Este episódio foi gravado em Inglês. Abaixo está a tradução em português do podcast.

Episódio 4: ‘Fazendas industriais e emaranhados humanos-suínos’

00:00:00 Nehla Djellouli: Desigualdades Corporificadas do Antropoceno. Construindo competências em antropologia médica. Uma série de podcasts que analisa os impactos na saúde humana e não-humana dessa época geológico-política de profundas transformações.

00:00:26 Jennie Gamlin: Bem-vindo a esse episódio de Desigualdades Corporificadas do Antropoceno, um espaço dedicado a explorar a saúde e o bem-estar das sociedades humanas e não humanas nessa época geológica. Este podcast é uma colaboração internacional entre universidades do Reino Unido, México e Brasil. Nessa série, exploraremos as áreas de pesquisa de especialistas envolvidos em temas relacionados ao projeto, incluindo a experiência indígena; as ontologias e a colonialidade do Antropoceno; o gênero, a reprodução e a justiça ambiental; a etnografia multiespécies e a saúde humano-animal; a COVID-19; as epidemias; as pandemias; e a compreensão pública do Antropoceno, e a toxicidade e a exposição química.
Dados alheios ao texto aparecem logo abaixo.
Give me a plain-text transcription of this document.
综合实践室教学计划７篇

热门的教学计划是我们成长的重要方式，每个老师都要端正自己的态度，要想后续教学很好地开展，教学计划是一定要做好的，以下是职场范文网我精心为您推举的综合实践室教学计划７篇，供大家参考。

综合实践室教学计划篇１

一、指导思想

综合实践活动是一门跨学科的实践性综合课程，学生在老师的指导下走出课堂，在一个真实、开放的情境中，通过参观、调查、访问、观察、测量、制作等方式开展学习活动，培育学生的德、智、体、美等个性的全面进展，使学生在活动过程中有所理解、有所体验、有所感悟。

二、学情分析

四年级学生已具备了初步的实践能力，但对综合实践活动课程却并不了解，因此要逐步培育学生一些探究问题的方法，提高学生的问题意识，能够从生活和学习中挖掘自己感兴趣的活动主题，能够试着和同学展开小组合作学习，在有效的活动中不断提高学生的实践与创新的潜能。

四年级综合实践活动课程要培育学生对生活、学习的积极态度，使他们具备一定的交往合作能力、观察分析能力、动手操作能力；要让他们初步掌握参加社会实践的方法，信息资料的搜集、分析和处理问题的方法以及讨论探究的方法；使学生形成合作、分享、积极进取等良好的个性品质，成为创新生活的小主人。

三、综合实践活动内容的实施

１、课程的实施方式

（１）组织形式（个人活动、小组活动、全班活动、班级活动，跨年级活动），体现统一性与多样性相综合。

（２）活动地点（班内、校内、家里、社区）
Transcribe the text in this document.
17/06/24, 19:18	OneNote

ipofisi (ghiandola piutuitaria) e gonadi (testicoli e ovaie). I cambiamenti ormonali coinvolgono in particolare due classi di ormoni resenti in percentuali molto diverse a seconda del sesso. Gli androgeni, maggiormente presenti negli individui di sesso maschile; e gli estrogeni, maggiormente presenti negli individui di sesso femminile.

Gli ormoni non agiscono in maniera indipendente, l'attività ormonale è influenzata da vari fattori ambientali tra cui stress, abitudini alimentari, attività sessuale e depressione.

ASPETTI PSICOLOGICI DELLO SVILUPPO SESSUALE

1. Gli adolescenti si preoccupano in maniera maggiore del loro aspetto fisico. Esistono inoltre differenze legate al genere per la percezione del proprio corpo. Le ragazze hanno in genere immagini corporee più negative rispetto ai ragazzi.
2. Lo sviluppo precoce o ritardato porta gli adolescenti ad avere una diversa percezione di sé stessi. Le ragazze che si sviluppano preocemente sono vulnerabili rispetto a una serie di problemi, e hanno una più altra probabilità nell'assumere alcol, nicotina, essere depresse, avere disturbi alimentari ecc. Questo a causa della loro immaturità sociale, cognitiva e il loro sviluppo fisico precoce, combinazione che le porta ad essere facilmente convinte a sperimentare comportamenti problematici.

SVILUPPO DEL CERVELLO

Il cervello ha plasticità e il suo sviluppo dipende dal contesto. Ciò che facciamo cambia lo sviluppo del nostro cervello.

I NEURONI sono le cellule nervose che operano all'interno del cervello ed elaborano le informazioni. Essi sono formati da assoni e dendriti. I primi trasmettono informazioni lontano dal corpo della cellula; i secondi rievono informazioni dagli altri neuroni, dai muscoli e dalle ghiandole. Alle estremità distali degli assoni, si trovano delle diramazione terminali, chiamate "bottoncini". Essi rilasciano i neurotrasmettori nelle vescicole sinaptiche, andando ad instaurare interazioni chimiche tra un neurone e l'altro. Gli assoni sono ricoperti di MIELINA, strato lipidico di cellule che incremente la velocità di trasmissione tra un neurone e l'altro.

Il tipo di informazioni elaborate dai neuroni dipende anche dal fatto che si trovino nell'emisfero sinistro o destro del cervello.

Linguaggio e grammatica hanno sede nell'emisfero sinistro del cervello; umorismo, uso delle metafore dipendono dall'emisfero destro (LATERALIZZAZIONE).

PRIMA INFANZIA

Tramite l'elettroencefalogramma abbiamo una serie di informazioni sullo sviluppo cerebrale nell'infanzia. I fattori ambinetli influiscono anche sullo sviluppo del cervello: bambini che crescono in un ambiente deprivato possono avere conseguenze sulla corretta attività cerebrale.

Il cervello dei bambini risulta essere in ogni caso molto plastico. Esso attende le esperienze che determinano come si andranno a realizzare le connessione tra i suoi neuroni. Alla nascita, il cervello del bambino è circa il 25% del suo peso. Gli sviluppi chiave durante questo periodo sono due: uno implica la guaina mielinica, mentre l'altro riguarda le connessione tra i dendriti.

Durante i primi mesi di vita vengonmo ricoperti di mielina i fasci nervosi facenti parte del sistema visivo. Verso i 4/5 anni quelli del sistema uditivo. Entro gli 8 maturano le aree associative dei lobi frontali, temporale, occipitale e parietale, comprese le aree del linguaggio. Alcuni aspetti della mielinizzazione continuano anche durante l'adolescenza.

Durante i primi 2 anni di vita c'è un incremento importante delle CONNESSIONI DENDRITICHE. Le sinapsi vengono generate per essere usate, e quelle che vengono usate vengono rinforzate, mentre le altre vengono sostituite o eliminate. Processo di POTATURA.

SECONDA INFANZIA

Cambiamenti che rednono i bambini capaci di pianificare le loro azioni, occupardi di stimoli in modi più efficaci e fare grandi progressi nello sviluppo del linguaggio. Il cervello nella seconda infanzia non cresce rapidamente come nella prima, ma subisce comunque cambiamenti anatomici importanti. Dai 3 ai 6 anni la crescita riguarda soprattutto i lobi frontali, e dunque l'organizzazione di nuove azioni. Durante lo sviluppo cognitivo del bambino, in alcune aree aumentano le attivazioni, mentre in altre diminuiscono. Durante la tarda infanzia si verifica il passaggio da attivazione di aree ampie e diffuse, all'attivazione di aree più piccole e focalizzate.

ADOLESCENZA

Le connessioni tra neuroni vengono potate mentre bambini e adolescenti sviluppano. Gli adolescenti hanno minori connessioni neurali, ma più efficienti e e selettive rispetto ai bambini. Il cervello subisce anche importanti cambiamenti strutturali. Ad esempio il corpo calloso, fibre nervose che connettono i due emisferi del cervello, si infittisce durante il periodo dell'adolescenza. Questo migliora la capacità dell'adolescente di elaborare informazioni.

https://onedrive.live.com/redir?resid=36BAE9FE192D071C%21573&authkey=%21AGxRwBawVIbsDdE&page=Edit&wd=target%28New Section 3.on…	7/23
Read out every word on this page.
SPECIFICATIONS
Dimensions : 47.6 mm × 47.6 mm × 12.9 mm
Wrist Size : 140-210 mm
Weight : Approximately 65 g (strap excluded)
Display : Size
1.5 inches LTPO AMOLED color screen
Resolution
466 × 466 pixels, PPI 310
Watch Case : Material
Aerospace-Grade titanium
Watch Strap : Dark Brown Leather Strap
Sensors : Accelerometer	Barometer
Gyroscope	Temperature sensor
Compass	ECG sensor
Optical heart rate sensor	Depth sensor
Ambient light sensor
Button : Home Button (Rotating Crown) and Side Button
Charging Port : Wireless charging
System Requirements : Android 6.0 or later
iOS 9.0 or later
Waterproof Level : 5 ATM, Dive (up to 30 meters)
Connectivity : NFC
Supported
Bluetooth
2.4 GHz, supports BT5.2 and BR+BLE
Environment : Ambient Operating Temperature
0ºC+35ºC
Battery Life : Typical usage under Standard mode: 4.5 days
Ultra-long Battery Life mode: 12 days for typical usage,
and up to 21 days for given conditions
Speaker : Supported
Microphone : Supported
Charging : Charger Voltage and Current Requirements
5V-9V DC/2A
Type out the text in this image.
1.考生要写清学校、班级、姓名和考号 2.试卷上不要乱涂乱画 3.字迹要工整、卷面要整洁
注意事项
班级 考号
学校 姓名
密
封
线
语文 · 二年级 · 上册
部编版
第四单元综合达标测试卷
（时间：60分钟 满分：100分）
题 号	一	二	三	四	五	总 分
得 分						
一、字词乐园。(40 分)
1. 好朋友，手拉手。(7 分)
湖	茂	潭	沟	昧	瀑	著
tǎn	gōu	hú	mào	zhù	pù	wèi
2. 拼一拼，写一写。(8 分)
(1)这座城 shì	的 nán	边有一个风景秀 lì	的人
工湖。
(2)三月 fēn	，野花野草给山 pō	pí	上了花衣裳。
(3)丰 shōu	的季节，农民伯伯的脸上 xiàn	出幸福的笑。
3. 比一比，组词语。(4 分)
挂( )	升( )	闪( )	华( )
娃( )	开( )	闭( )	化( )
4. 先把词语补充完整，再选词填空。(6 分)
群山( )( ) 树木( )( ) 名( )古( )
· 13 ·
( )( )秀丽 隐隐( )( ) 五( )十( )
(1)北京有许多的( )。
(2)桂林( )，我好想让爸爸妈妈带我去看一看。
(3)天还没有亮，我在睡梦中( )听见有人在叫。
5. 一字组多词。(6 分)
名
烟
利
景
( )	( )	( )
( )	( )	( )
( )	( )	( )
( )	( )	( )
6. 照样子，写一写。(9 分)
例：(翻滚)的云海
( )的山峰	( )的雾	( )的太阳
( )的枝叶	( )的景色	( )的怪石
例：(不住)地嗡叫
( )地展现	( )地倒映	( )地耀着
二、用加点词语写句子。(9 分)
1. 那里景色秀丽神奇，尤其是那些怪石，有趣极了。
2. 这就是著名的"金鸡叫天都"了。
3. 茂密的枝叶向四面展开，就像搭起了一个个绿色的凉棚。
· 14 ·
Para tanto, nós convidamos Alex Blanchette, Professor Associado de Antropologia e Estudos Ambientais da Tufts University. Alex já escreveu extensivamente sobre como as transformações planetárias estão alterando os valores e as qualidades do trabalho, enquanto passou na pesquisa da produção industrial de carne. Ele é o autor de Porkopolis: American Animality, Standardized Life, and The Factory Farm, que se trata de uma etnografia do trabalho diário em um dos maiores complexos suinícolas do mundo, e um estudo dos limites biológicos do crescimento capitalista. Juntamente com Sarah Besky, editou também o volume How Nature Works: Rethinking Labor on a Troubled Planet, cujos capítulos questionam a sustentabilidade das sociedades organizadas em torno do trabalho. À luz do tema desse podcast, a sua investigação aborda as políticas de biossegurança dos animais de criação, as doenças, a resistência aos antibióticos, as lesões no local de trabalho e, de forma geral, a reconfiguração de classe e racial dos corpos humanos e animais nos séculos XX e XXI.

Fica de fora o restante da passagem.